Biographical Sketch of James Hiram Gilliland


Text from Haynes, Nathaniel S. History of the Disciples of Christ in Illinois 1819-1914, Cincinnati: Standard Publishing Company, 1915. Pages 517 - 518. This online edition © 1997, James L. McMillan.

Born: Illinois, 1855.
Died: Illinois, 1912.

Mr. Gilliland was born on his father's farm near Vermont. While a boy he lived and worked there. He graduated from Abingdon College in 1875, and from Eureka in the class of 1880. The following year he received from the latter institution his master's degree.

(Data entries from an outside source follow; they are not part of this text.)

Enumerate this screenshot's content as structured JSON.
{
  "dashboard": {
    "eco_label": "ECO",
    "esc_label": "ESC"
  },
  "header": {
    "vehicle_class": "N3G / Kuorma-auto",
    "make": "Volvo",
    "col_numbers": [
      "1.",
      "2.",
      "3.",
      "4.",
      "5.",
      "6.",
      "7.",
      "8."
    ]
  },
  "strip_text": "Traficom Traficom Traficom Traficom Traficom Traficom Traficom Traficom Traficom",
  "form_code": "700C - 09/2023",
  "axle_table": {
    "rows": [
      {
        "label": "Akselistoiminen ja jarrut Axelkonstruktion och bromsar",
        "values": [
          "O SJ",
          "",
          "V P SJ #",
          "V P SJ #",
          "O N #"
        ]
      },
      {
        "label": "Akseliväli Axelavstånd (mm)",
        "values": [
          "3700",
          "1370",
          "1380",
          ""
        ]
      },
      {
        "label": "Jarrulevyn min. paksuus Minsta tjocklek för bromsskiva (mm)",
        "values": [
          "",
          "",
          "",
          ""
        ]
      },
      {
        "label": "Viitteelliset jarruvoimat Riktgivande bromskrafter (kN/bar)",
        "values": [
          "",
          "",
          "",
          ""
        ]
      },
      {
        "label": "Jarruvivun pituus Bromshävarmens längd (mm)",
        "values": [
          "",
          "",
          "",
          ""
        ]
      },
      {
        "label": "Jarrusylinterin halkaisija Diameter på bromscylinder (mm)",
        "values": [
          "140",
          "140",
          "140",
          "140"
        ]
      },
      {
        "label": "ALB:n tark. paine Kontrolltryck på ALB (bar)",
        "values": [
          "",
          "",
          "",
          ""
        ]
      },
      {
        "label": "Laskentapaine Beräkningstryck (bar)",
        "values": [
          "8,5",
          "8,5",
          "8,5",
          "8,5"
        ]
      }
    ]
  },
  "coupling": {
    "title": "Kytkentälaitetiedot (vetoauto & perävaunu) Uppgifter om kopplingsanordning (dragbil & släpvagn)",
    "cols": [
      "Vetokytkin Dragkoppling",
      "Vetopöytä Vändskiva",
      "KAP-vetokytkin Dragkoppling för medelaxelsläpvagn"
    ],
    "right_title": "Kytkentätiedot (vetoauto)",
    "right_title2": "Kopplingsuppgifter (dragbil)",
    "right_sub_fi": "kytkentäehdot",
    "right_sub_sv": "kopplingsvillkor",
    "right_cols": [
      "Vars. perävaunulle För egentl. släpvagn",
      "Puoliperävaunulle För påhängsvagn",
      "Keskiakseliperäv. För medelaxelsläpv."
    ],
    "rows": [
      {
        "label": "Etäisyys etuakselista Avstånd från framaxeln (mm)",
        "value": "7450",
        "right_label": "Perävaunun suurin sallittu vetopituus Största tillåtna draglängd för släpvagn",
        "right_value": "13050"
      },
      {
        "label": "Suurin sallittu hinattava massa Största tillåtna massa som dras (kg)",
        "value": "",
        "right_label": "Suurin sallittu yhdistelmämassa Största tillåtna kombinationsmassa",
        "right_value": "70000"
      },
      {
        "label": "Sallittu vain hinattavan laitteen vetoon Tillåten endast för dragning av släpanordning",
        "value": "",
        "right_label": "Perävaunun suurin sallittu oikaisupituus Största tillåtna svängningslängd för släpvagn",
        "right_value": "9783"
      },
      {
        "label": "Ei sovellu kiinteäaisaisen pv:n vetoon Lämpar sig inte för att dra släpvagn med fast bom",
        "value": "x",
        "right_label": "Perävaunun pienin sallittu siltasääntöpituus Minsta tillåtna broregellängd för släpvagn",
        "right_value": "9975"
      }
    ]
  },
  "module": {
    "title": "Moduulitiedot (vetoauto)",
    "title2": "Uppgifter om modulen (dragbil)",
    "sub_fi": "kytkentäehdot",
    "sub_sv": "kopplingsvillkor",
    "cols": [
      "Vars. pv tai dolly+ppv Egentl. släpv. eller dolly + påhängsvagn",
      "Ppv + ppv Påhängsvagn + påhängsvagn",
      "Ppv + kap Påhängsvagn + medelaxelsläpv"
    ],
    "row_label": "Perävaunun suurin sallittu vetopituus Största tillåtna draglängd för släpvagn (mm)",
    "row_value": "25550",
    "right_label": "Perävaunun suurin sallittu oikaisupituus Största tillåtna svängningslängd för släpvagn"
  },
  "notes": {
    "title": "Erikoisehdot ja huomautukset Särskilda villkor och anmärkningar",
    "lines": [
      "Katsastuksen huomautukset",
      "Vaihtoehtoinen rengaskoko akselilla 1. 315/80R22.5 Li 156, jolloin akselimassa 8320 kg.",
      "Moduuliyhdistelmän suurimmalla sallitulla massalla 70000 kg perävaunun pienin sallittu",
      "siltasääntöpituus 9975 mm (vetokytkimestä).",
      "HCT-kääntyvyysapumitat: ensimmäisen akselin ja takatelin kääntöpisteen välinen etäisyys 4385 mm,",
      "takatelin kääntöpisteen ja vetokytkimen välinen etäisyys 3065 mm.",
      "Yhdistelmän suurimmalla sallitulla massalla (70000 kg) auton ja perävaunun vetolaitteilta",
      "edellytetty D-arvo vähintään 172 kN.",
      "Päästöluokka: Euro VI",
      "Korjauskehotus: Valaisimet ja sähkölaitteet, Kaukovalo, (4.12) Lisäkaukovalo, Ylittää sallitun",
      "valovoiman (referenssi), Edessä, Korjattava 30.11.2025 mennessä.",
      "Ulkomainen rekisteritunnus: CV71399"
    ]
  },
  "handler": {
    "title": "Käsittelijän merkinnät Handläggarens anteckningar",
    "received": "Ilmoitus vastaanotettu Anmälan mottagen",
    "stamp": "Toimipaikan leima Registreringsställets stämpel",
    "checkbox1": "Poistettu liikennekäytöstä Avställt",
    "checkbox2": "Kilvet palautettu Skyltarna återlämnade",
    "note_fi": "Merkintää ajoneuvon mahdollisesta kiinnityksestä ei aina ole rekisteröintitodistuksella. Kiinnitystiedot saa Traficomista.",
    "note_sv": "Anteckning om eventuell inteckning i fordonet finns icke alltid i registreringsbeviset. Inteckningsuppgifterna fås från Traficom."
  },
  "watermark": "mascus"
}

He served the church at Mechanicsburg four years and at Harristown until he was called to Bloomington in February, 1888. His service in that city has been well called "a monumental ministry." Under his wise leadership and forceful, Scriptural preaching the congregations there grew from one to three, with large, modern, well-equipped buildings paid for, and the number of Disciples increased from four hundred to about twenty-five hundred. The ministry of very few men is crowned with such substantial and abiding results.

As a man and a minister, Mr. Gilliland was unassuming and wholly without ostentation. His master ambition was to be a capable and faithful preacher of the Word. He read widely and wisely, and thought profoundly and clearly upon all the great religious problems of our time. His last work was the preparation of an address on "Twenty-five Years of Christian Work in Bloomington," read by another at the seventy-fifth anniversary of the formation of the Christian Church in that city. In its closing he said: "The ministry of the Word is the transcendent calling. It is a God-revealing, Christ-uplifting and Bible-interpreting calling. The preacher may well visit the critic's school, but his residence is at the interpreter's house. The ministry is a man-saving, a truth-seeking, a world-redeeming calling. The minister is the champion of the needy, the advocate of the poor, the protector of the helpless, the apostle of every good cause. Honored with the presence of God and his power, clothed with the authority of Jesus and the truth, directed by the principles of faith, love and sacrifice, the ministry is the supreme calling among men."

In his passing, the cause of truth and righteousness sustained a distinct loss. The hearts of thousands were touched with sincere regret and sorrow. "He sets as sets the morning star that goes not down, but melts away into the light of heaven."